The educational program is developed through a review of submissions received through the Call for Abstracts. The committee welcomes the submission of individual papers, posters, complete sessions, and lightning talks and has proposed a list of suggested categories for consideration:
- Education, Health, and Community – The focus of this track is on serving geospatial information needs and the application of GIS within the community, and the areas of education and health.
- Natural Resources, Water, and Agriculture Technical Applications – This track covers the application of geospatial technologies in the broad areas of natural resources, water, and agriculture.
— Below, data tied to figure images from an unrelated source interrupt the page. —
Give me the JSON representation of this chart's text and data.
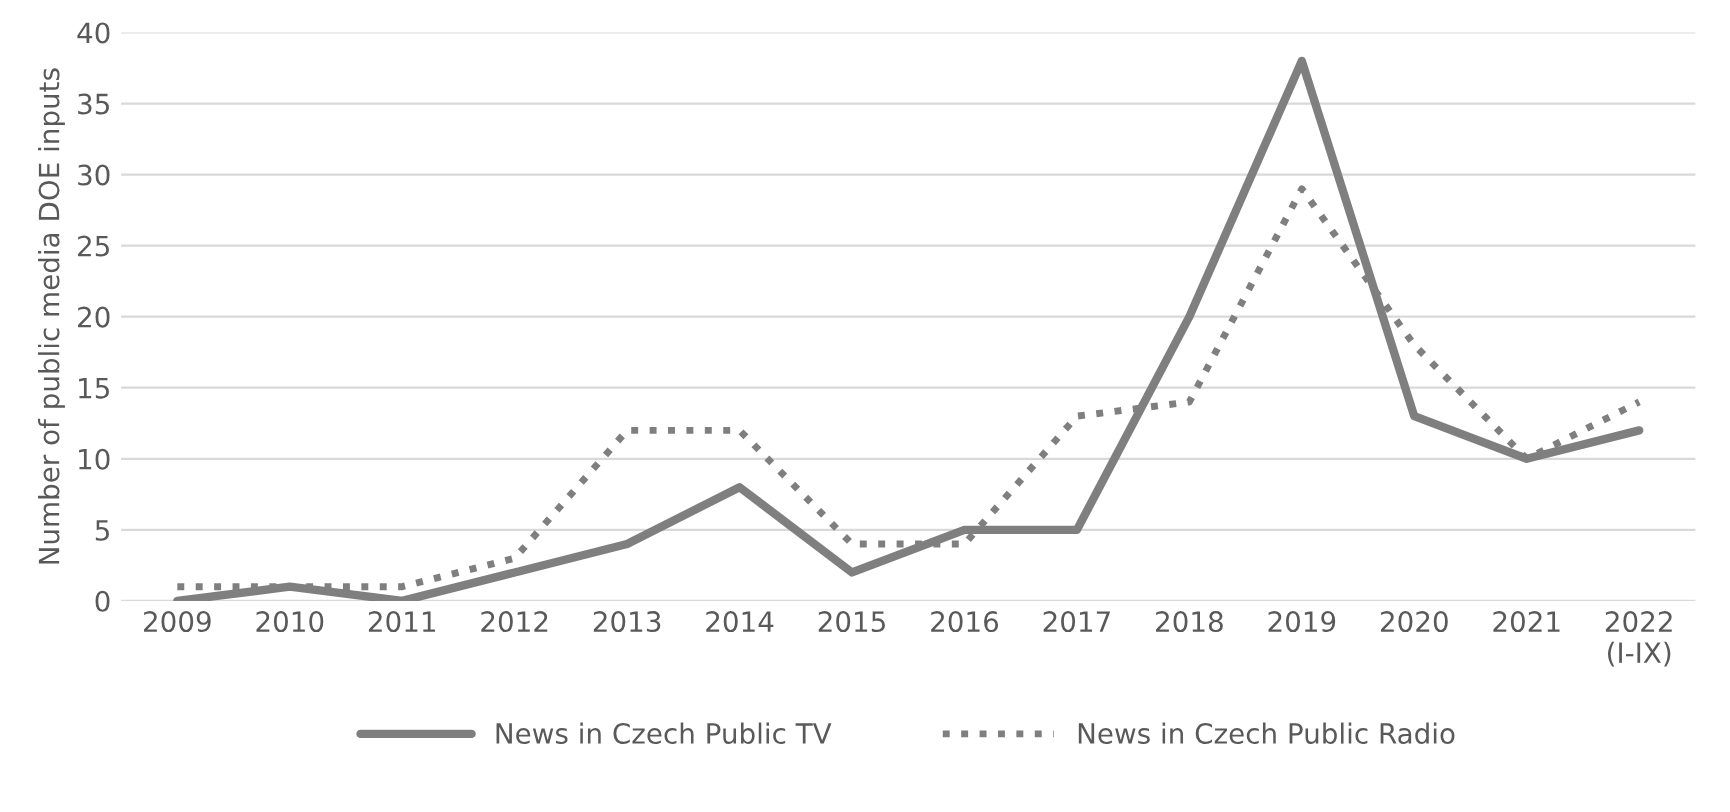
{
  "chart_data": {
    "type": "line",
    "ylabel": "Number of public media DOE inputs",
    "categories": [
      "2009",
      "2010",
      "2011",
      "2012",
      "2013",
      "2014",
      "2015",
      "2016",
      "2017",
      "2018",
      "2019",
      "2020",
      "2021",
      "2022\n(I-IX)"
    ],
    "series": [
      {
        "name": "News in Czech Public TV",
        "color": "#7f7f7f",
        "line_style": "solid",
        "values": [
          0,
          1,
          0,
          2,
          4,
          8,
          2,
          5,
          5,
          20,
          38,
          13,
          10,
          12
        ]
      },
      {
        "name": "News in Czech Public Radio",
        "color": "#7f7f7f",
        "line_style": "dotted",
        "values": [
          1,
          1,
          1,
          3,
          12,
          12,
          4,
          4,
          13,
          14,
          29,
          18,
          10,
          14
        ]
      }
    ],
    "ylim": [
      0,
      40
    ],
    "yticks": [
      0,
      5,
      10,
      15,
      20,
      25,
      30,
      35,
      40
    ],
    "grid": "y",
    "legend": "bottom",
    "marker": "none"
  }
}
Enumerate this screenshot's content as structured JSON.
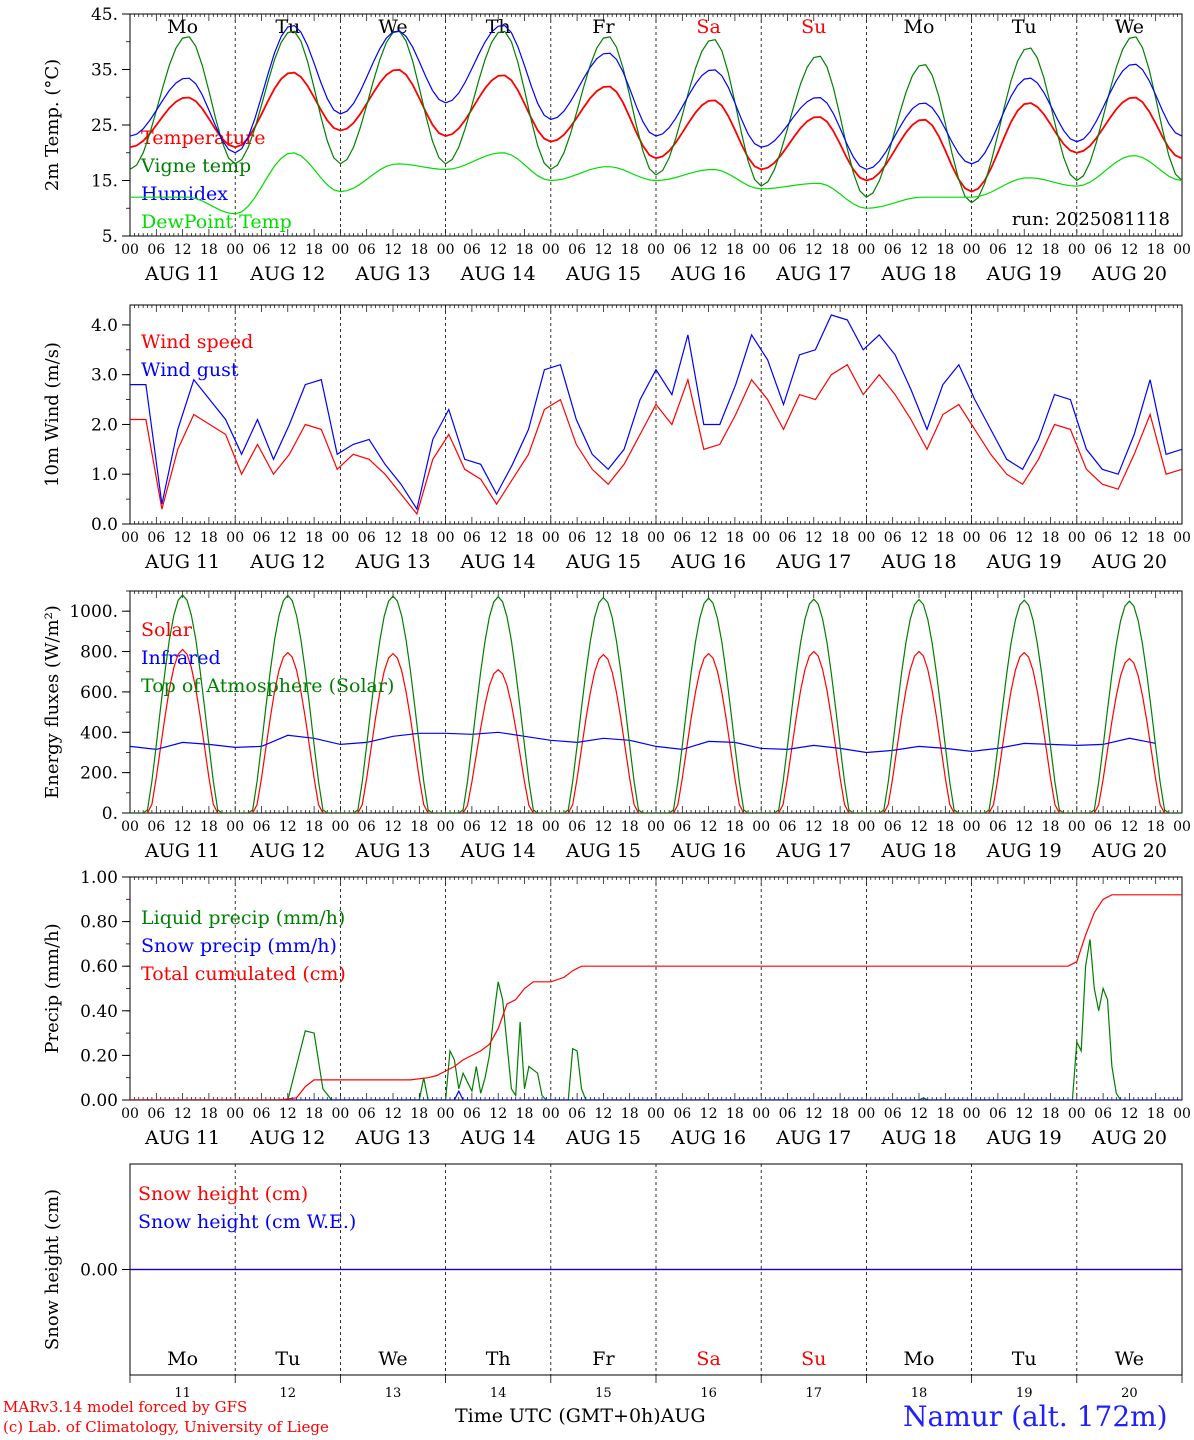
{
  "days": {
    "dates": [
      "11",
      "12",
      "13",
      "14",
      "15",
      "16",
      "17",
      "18",
      "19",
      "20"
    ],
    "date_labels": [
      "AUG 11",
      "AUG 12",
      "AUG 13",
      "AUG 14",
      "AUG 15",
      "AUG 16",
      "AUG 17",
      "AUG 18",
      "AUG 19",
      "AUG 20"
    ],
    "names": [
      "Mo",
      "Tu",
      "We",
      "Th",
      "Fr",
      "Sa",
      "Su",
      "Mo",
      "Tu",
      "We"
    ],
    "weekend_color": "#ff0000",
    "hour_ticks": [
      "00",
      "06",
      "12",
      "18"
    ]
  },
  "footer": {
    "credit_line1": "MARv3.14 model forced by GFS",
    "credit_line2": "(c) Lab. of Climatology, University of Liege",
    "xaxis_title": "Time UTC (GMT+0h)",
    "month": "AUG",
    "station": "Namur (alt. 172m)"
  },
  "chart_data": [
    {
      "type": "line",
      "ylabel": "2m Temp. (°C)",
      "yticks": [
        "5.",
        "15.",
        "25.",
        "35.",
        "45."
      ],
      "ylim": [
        5,
        45
      ],
      "run_label": "run: 2025081118",
      "grid": false,
      "legend_position": "left",
      "series": [
        {
          "name": "Temperature",
          "color": "#ff0000",
          "nights": [
            21,
            21,
            24,
            23,
            22,
            19,
            17,
            15,
            13,
            20,
            19
          ],
          "peaks": [
            30,
            34.5,
            35,
            34,
            32,
            29.5,
            26.5,
            26,
            29,
            30
          ]
        },
        {
          "name": "Vigne temp",
          "color": "#007f00",
          "nights": [
            17,
            18,
            18,
            18,
            17,
            16,
            14,
            12,
            11,
            15,
            15
          ],
          "peaks": [
            41,
            42,
            42,
            42,
            41,
            40.5,
            37.5,
            36,
            39,
            41
          ]
        },
        {
          "name": "Humidex",
          "color": "#0000ff",
          "nights": [
            23,
            20,
            27,
            29,
            26,
            23,
            21,
            17,
            18,
            22,
            23
          ],
          "peaks": [
            33.5,
            43,
            42,
            43,
            38,
            35,
            30,
            29,
            33.5,
            36
          ]
        },
        {
          "name": "DewPoint Temp",
          "color": "#00dd00",
          "nights": [
            12,
            9,
            13,
            17,
            15,
            15,
            13.5,
            10,
            12,
            14,
            15
          ],
          "peaks": [
            12,
            20,
            18,
            20,
            17.5,
            17,
            14.5,
            12,
            15.5,
            19.5
          ]
        }
      ]
    },
    {
      "type": "line",
      "ylabel": "10m Wind (m/s)",
      "yticks": [
        "0.0",
        "1.0",
        "2.0",
        "3.0",
        "4.0"
      ],
      "ylim": [
        0,
        4.4
      ],
      "grid": false,
      "legend_position": "left",
      "series": [
        {
          "name": "Wind speed",
          "color": "#ff0000",
          "hourly6": [
            2.1,
            2.1,
            0.3,
            1.5,
            2.2,
            2.0,
            1.8,
            1.0,
            1.6,
            1.0,
            1.4,
            2.0,
            1.9,
            1.1,
            1.4,
            1.3,
            1.0,
            0.6,
            0.2,
            1.3,
            1.8,
            1.1,
            0.9,
            0.4,
            0.9,
            1.4,
            2.3,
            2.5,
            1.6,
            1.1,
            0.8,
            1.2,
            1.8,
            2.4,
            2.0,
            2.9,
            1.5,
            1.6,
            2.2,
            2.9,
            2.5,
            1.9,
            2.6,
            2.5,
            3.0,
            3.2,
            2.6,
            3.0,
            2.6,
            2.1,
            1.5,
            2.2,
            2.4,
            1.9,
            1.4,
            1.0,
            0.8,
            1.3,
            2.0,
            1.9,
            1.1,
            0.8,
            0.7,
            1.4,
            2.2,
            1.0,
            1.1
          ]
        },
        {
          "name": "Wind gust",
          "color": "#0000ff",
          "hourly6": [
            2.8,
            2.8,
            0.4,
            1.9,
            2.9,
            2.5,
            2.1,
            1.4,
            2.1,
            1.3,
            2.0,
            2.8,
            2.9,
            1.4,
            1.6,
            1.7,
            1.2,
            0.8,
            0.3,
            1.7,
            2.3,
            1.3,
            1.2,
            0.6,
            1.2,
            1.9,
            3.1,
            3.2,
            2.1,
            1.4,
            1.1,
            1.5,
            2.5,
            3.1,
            2.6,
            3.8,
            2.0,
            2.0,
            2.8,
            3.8,
            3.3,
            2.4,
            3.4,
            3.5,
            4.2,
            4.1,
            3.5,
            3.8,
            3.4,
            2.7,
            1.9,
            2.8,
            3.2,
            2.5,
            1.9,
            1.3,
            1.1,
            1.7,
            2.6,
            2.5,
            1.5,
            1.1,
            1.0,
            1.8,
            2.9,
            1.4,
            1.5
          ]
        }
      ]
    },
    {
      "type": "line",
      "ylabel": "Energy fluxes (W/m²)",
      "yticks": [
        "0.",
        "200.",
        "400.",
        "600.",
        "800.",
        "1000."
      ],
      "ylim": [
        0,
        1100
      ],
      "grid": false,
      "legend_position": "left",
      "series": [
        {
          "name": "Solar",
          "color": "#ff0000",
          "peaks": [
            810,
            795,
            790,
            710,
            785,
            790,
            800,
            800,
            795,
            765
          ]
        },
        {
          "name": "Infrared",
          "color": "#0000ff",
          "hourly6": [
            330,
            315,
            350,
            340,
            325,
            330,
            385,
            370,
            340,
            350,
            380,
            395,
            395,
            390,
            400,
            380,
            360,
            350,
            370,
            360,
            330,
            315,
            355,
            350,
            320,
            315,
            335,
            320,
            300,
            310,
            330,
            320,
            305,
            320,
            345,
            340,
            335,
            340,
            370,
            345
          ]
        },
        {
          "name": "Top of Atmosphere (Solar)",
          "color": "#007f00",
          "peaks": [
            1080,
            1078,
            1075,
            1072,
            1068,
            1065,
            1060,
            1058,
            1055,
            1050
          ]
        }
      ]
    },
    {
      "type": "line",
      "ylabel": "Precip (mm/h)",
      "yticks": [
        "0.00",
        "0.20",
        "0.40",
        "0.60",
        "0.80",
        "1.00"
      ],
      "ylim": [
        0,
        1.0
      ],
      "grid": false,
      "legend_position": "left",
      "series": [
        {
          "name": "Liquid precip (mm/h)",
          "color": "#007f00",
          "points": [
            [
              0,
              0
            ],
            [
              36,
              0
            ],
            [
              40,
              0.31
            ],
            [
              42,
              0.3
            ],
            [
              44,
              0.05
            ],
            [
              46,
              0
            ],
            [
              66,
              0
            ],
            [
              67,
              0.1
            ],
            [
              68,
              0
            ],
            [
              72,
              0
            ],
            [
              73,
              0.22
            ],
            [
              74,
              0.18
            ],
            [
              75,
              0.05
            ],
            [
              76,
              0.12
            ],
            [
              77,
              0.08
            ],
            [
              78,
              0.04
            ],
            [
              79,
              0.15
            ],
            [
              80,
              0.03
            ],
            [
              81,
              0.1
            ],
            [
              82,
              0.2
            ],
            [
              83,
              0.38
            ],
            [
              84,
              0.53
            ],
            [
              85,
              0.45
            ],
            [
              86,
              0.25
            ],
            [
              87,
              0.05
            ],
            [
              88,
              0.02
            ],
            [
              89,
              0.35
            ],
            [
              90,
              0.05
            ],
            [
              91,
              0.15
            ],
            [
              93,
              0.12
            ],
            [
              94,
              0.02
            ],
            [
              95,
              0
            ],
            [
              100,
              0
            ],
            [
              101,
              0.23
            ],
            [
              102,
              0.22
            ],
            [
              103,
              0.05
            ],
            [
              104,
              0
            ],
            [
              180,
              0
            ],
            [
              181,
              0.01
            ],
            [
              182,
              0
            ],
            [
              215,
              0
            ],
            [
              216,
              0.26
            ],
            [
              217,
              0.22
            ],
            [
              218,
              0.6
            ],
            [
              219,
              0.72
            ],
            [
              220,
              0.5
            ],
            [
              221,
              0.4
            ],
            [
              222,
              0.5
            ],
            [
              223,
              0.45
            ],
            [
              224,
              0.15
            ],
            [
              225,
              0.03
            ],
            [
              226,
              0
            ]
          ]
        },
        {
          "name": "Snow precip (mm/h)",
          "color": "#0000ff",
          "points": [
            [
              0,
              0
            ],
            [
              74,
              0
            ],
            [
              75,
              0.04
            ],
            [
              76,
              0
            ],
            [
              240,
              0
            ]
          ]
        },
        {
          "name": "Total cumulated (cm)",
          "color": "#ff0000",
          "points": [
            [
              0,
              0
            ],
            [
              34,
              0
            ],
            [
              38,
              0.01
            ],
            [
              40,
              0.06
            ],
            [
              42,
              0.09
            ],
            [
              64,
              0.09
            ],
            [
              68,
              0.1
            ],
            [
              70,
              0.11
            ],
            [
              72,
              0.13
            ],
            [
              74,
              0.15
            ],
            [
              76,
              0.18
            ],
            [
              78,
              0.2
            ],
            [
              80,
              0.22
            ],
            [
              82,
              0.25
            ],
            [
              84,
              0.32
            ],
            [
              86,
              0.43
            ],
            [
              88,
              0.45
            ],
            [
              90,
              0.5
            ],
            [
              92,
              0.53
            ],
            [
              96,
              0.53
            ],
            [
              99,
              0.55
            ],
            [
              101,
              0.58
            ],
            [
              103,
              0.6
            ],
            [
              214,
              0.6
            ],
            [
              216,
              0.62
            ],
            [
              218,
              0.74
            ],
            [
              220,
              0.84
            ],
            [
              222,
              0.9
            ],
            [
              224,
              0.92
            ],
            [
              240,
              0.92
            ]
          ]
        }
      ]
    },
    {
      "type": "line",
      "ylabel": "Snow height (cm)",
      "yticks": [
        "0.00"
      ],
      "ylim": [
        -1,
        1
      ],
      "grid": false,
      "legend_position": "left",
      "series": [
        {
          "name": "Snow height (cm)",
          "color": "#ff0000",
          "points": [
            [
              0,
              0
            ],
            [
              240,
              0
            ]
          ]
        },
        {
          "name": "Snow height (cm W.E.)",
          "color": "#0000ff",
          "points": [
            [
              0,
              0
            ],
            [
              240,
              0
            ]
          ]
        }
      ]
    }
  ]
}
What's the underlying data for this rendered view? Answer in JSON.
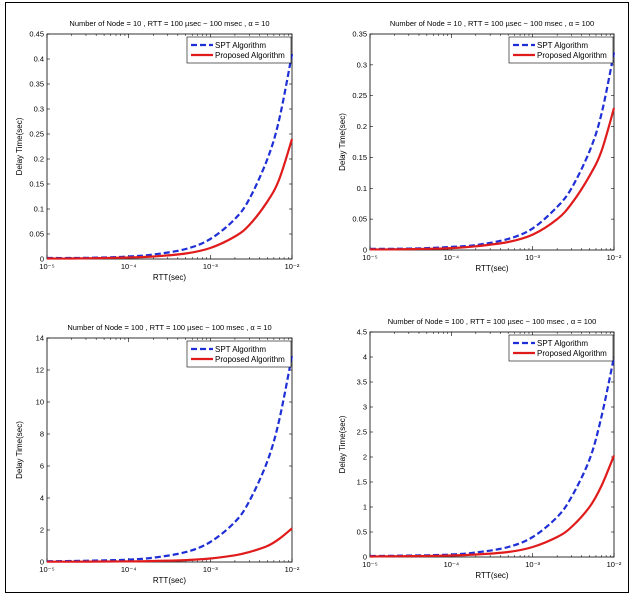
{
  "colors": {
    "spt": "#1f2fd6",
    "proposed": "#e01b1b",
    "axis": "#000000"
  },
  "chart_data": [
    {
      "type": "line",
      "title": "Number of Node = 10 , RTT = 100 µsec ~ 100 msec , α = 10",
      "xlabel": "RTT(sec)",
      "ylabel": "Delay Time(sec)",
      "xscale": "log",
      "xlim": [
        1e-05,
        0.01
      ],
      "ylim": [
        0,
        0.45
      ],
      "xticks": [
        1e-05,
        0.0001,
        0.001,
        0.01
      ],
      "xtick_labels": [
        "10⁻⁵",
        "10⁻⁴",
        "10⁻³",
        "10⁻²"
      ],
      "yticks": [
        0,
        0.05,
        0.1,
        0.15,
        0.2,
        0.25,
        0.3,
        0.35,
        0.4,
        0.45
      ],
      "ytick_labels": [
        "0",
        "0.05",
        "0.1",
        "0.15",
        "0.2",
        "0.25",
        "0.3",
        "0.35",
        "0.4",
        "0.45"
      ],
      "legend": "top-right",
      "x": [
        1e-05,
        2e-05,
        5e-05,
        0.0001,
        0.0002,
        0.0005,
        0.001,
        0.002,
        0.003,
        0.005,
        0.007,
        0.01
      ],
      "series": [
        {
          "name": "SPT Algorithm",
          "style": "dashed",
          "values": [
            0.002,
            0.002,
            0.003,
            0.005,
            0.009,
            0.02,
            0.04,
            0.08,
            0.12,
            0.2,
            0.28,
            0.41
          ]
        },
        {
          "name": "Proposed Algorithm",
          "style": "solid",
          "values": [
            0.001,
            0.001,
            0.002,
            0.003,
            0.005,
            0.011,
            0.022,
            0.045,
            0.068,
            0.115,
            0.16,
            0.24
          ]
        }
      ]
    },
    {
      "type": "line",
      "title": "Number of Node = 10 , RTT = 100 µsec ~ 100 msec , α = 100",
      "xlabel": "RTT(sec)",
      "ylabel": "Delay Time(sec)",
      "xscale": "log",
      "xlim": [
        1e-05,
        0.01
      ],
      "ylim": [
        0,
        0.35
      ],
      "xticks": [
        1e-05,
        0.0001,
        0.001,
        0.01
      ],
      "xtick_labels": [
        "10⁻⁵",
        "10⁻⁴",
        "10⁻³",
        "10⁻²"
      ],
      "yticks": [
        0,
        0.05,
        0.1,
        0.15,
        0.2,
        0.25,
        0.3,
        0.35
      ],
      "ytick_labels": [
        "0",
        "0.05",
        "0.1",
        "0.15",
        "0.2",
        "0.25",
        "0.3",
        "0.35"
      ],
      "legend": "top-right",
      "x": [
        1e-05,
        2e-05,
        5e-05,
        0.0001,
        0.0002,
        0.0005,
        0.001,
        0.002,
        0.003,
        0.005,
        0.007,
        0.01
      ],
      "series": [
        {
          "name": "SPT Algorithm",
          "style": "dashed",
          "values": [
            0.002,
            0.002,
            0.003,
            0.005,
            0.008,
            0.018,
            0.035,
            0.07,
            0.1,
            0.16,
            0.22,
            0.32
          ]
        },
        {
          "name": "Proposed Algorithm",
          "style": "solid",
          "values": [
            0.001,
            0.001,
            0.002,
            0.003,
            0.006,
            0.013,
            0.025,
            0.05,
            0.075,
            0.12,
            0.16,
            0.23
          ]
        }
      ]
    },
    {
      "type": "line",
      "title": "Number of Node = 100 , RTT = 100 µsec ~ 100 msec , α = 10",
      "xlabel": "RTT(sec)",
      "ylabel": "Delay Time(sec)",
      "xscale": "log",
      "xlim": [
        1e-05,
        0.01
      ],
      "ylim": [
        0,
        14
      ],
      "xticks": [
        1e-05,
        0.0001,
        0.001,
        0.01
      ],
      "xtick_labels": [
        "10⁻⁵",
        "10⁻⁴",
        "10⁻³",
        "10⁻²"
      ],
      "yticks": [
        0,
        2,
        4,
        6,
        8,
        10,
        12,
        14
      ],
      "ytick_labels": [
        "0",
        "2",
        "4",
        "6",
        "8",
        "10",
        "12",
        "14"
      ],
      "legend": "top-right",
      "x": [
        1e-05,
        2e-05,
        5e-05,
        0.0001,
        0.0002,
        0.0005,
        0.001,
        0.002,
        0.003,
        0.005,
        0.007,
        0.01
      ],
      "series": [
        {
          "name": "SPT Algorithm",
          "style": "dashed",
          "values": [
            0.05,
            0.06,
            0.1,
            0.15,
            0.27,
            0.62,
            1.25,
            2.5,
            3.8,
            6.3,
            8.9,
            12.9
          ]
        },
        {
          "name": "Proposed Algorithm",
          "style": "solid",
          "values": [
            0.02,
            0.02,
            0.03,
            0.04,
            0.06,
            0.12,
            0.22,
            0.42,
            0.62,
            1.0,
            1.45,
            2.1
          ]
        }
      ]
    },
    {
      "type": "line",
      "title": "Number of Node = 100 , RTT = 100 µsec ~ 100 msec , α = 100",
      "xlabel": "RTT(sec)",
      "ylabel": "Delay Time(sec)",
      "xscale": "log",
      "xlim": [
        1e-05,
        0.01
      ],
      "ylim": [
        0,
        4.5
      ],
      "xticks": [
        1e-05,
        0.0001,
        0.001,
        0.01
      ],
      "xtick_labels": [
        "10⁻⁵",
        "10⁻⁴",
        "10⁻³",
        "10⁻²"
      ],
      "yticks": [
        0,
        0.5,
        1,
        1.5,
        2,
        2.5,
        3,
        3.5,
        4,
        4.5
      ],
      "ytick_labels": [
        "0",
        "0.5",
        "1",
        "1.5",
        "2",
        "2.5",
        "3",
        "3.5",
        "4",
        "4.5"
      ],
      "legend": "top-right",
      "x": [
        1e-05,
        2e-05,
        5e-05,
        0.0001,
        0.0002,
        0.0005,
        0.001,
        0.002,
        0.003,
        0.005,
        0.007,
        0.01
      ],
      "series": [
        {
          "name": "SPT Algorithm",
          "style": "dashed",
          "values": [
            0.02,
            0.025,
            0.035,
            0.05,
            0.09,
            0.2,
            0.4,
            0.8,
            1.2,
            1.95,
            2.8,
            4.0
          ]
        },
        {
          "name": "Proposed Algorithm",
          "style": "solid",
          "values": [
            0.01,
            0.015,
            0.02,
            0.03,
            0.05,
            0.1,
            0.2,
            0.4,
            0.6,
            1.0,
            1.42,
            2.03
          ]
        }
      ]
    }
  ]
}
- Risk and Emergency Management – This track covers the application of geospatial technologies in the broad areas of risk management, mitigation, and planning or responding to emergency situations.
- Technical Applications – This track includes presentations on specific applications of geospatial technology. This track includes the use of emerging technologies, web applications, and open source applications.
- Government and Policy – This track is focused on laws, regulations, policies, and standards which affect the geospatial community. It is intended to include presentations or discussions on how the geospatial community can effectively respond to requirements that affect our work.
- General Geospatial – This is an open track for presentations and discussions on geospatial topics of interest to the geospatial community.